What This Reflects About Power and Vulnerability on Set
Behar's account, brief as it was, points to something that has long defined working conditions in film and television production. Directors hold considerable authority over cast members, particularly those in supporting or minor roles, and the social cost of pushing back against mistreatment in that environment has historically been high. For a performer who was not yet the established public figure she would become, a bad-tempered director represented a real imbalance of power. That Behar's eventual recourse was public commentary - rather than any formal channel - says something about what options were realistically available to actors in that era.
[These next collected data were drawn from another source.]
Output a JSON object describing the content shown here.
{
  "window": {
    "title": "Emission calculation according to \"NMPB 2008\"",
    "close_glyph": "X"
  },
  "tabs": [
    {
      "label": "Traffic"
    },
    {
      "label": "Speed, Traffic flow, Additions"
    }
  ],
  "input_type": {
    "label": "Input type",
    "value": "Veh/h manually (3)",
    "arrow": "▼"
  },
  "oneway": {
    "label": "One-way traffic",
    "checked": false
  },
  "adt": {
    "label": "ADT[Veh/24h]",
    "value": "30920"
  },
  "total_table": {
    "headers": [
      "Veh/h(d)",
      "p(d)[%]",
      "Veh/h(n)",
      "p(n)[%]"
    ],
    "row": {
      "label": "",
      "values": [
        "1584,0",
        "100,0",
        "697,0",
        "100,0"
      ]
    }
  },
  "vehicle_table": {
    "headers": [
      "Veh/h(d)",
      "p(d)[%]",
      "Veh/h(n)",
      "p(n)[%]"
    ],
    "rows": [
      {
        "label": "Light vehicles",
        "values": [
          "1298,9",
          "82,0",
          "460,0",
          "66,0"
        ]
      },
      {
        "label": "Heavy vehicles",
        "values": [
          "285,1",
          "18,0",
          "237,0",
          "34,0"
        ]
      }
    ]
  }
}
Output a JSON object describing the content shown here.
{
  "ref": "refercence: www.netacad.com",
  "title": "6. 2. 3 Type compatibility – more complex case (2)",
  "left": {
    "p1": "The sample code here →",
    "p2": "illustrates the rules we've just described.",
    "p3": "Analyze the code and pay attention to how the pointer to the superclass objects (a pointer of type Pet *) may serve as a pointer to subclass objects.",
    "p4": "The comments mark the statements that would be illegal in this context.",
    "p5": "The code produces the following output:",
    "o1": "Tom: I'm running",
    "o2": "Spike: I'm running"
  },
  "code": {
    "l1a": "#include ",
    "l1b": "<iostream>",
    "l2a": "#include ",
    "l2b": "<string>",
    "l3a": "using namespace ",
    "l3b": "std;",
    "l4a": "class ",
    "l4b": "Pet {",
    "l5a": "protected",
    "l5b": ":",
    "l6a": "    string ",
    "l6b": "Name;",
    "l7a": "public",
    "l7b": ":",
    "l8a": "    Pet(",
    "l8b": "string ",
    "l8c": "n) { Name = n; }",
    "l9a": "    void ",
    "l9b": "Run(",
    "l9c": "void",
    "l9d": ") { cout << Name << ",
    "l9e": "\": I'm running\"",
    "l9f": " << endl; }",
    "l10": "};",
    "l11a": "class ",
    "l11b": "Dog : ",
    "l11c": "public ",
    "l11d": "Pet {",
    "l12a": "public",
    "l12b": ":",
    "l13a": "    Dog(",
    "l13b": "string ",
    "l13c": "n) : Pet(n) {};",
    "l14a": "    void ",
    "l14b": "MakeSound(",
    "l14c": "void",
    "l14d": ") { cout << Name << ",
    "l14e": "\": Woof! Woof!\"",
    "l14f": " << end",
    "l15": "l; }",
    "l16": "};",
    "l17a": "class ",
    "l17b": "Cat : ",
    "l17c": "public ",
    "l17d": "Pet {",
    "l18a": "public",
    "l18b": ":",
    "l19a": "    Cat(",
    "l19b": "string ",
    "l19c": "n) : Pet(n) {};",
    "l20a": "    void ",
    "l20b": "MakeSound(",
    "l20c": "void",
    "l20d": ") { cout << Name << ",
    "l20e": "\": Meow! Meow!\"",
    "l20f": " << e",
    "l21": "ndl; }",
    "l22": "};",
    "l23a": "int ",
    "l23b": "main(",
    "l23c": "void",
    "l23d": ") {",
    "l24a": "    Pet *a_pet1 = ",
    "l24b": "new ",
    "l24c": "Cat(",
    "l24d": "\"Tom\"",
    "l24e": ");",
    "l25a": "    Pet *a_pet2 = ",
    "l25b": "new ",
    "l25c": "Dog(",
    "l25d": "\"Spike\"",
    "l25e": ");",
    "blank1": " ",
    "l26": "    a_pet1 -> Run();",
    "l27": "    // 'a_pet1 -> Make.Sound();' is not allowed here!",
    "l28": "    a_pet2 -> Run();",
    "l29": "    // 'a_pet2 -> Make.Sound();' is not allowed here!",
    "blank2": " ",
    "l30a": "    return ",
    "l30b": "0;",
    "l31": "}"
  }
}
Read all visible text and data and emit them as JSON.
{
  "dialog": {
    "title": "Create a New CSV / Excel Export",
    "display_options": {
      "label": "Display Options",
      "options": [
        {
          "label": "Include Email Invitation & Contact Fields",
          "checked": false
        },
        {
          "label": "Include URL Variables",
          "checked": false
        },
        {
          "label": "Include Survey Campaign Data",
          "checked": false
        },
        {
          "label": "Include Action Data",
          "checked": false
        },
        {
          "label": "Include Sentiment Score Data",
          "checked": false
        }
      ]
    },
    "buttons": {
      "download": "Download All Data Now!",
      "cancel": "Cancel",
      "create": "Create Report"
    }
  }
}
The broader cultural conversation about workplace dynamics in entertainment has shifted significantly since 1987, driven by sustained public scrutiny of how productions are run and how talent is treated. What Behar described - being reduced to tears by a director's conduct, then having no formal recourse - would today be recognized as a workplace concern. Then, it was simply the texture of the job.
A Candor That Has Defined Her Public Persona
What distinguishes Behar's account is not the grievance itself, but how freely she offers it. On a recent episode of The View's companion podcast, "Behind the Table," she was equally direct about the variable warmth she feels toward her co-hosts on any given day - including Whoopi Goldberg, Sunny Hostin, Ana Navarro, Alyssa Farah Griffin, and Sara Haines. "Some days I loved everybody. And some days I don't," she said. "Some days I come in, and everybody is on my last nerve."
This is not, by any reasonable measure, a scandal. It is a remarkably honest description of how human beings function in long-term professional relationships. Behar has been part of The View - with some absences - since the program launched in 1997. That kind of sustained proximity, day after day, across decades, would test even the most agreeable temperament. Her willingness to say so publicly, without performative warmth, is part of what has made her a durable presence on the program.
The Persistence of Old Grievances in Public Life
That Behar raised the Giraldi incident at all - unprompted by anything other than Cryer's appearance - suggests that some professional slights do not simply fade with time. This is not unusual. Research in occupational psychology consistently finds that experiences of disrespect or unfair treatment in professional settings can leave lasting impressions, particularly when no acknowledgment or apology followed the incident. The absence of resolution tends to preserve the memory more vividly than the passage of time erodes it.
For Behar, the account has the quality of a settled score - something recounted with humor precisely because it no longer carries urgent pain. The director was unkind; she made her feelings known publicly; and now, nearly forty years later, she tells the story on a talk show to an appreciative audience. Whatever Giraldi's experience of those events may have been, he is not present to offer it. Behar is. And on The View, that has always been the decisive advantage.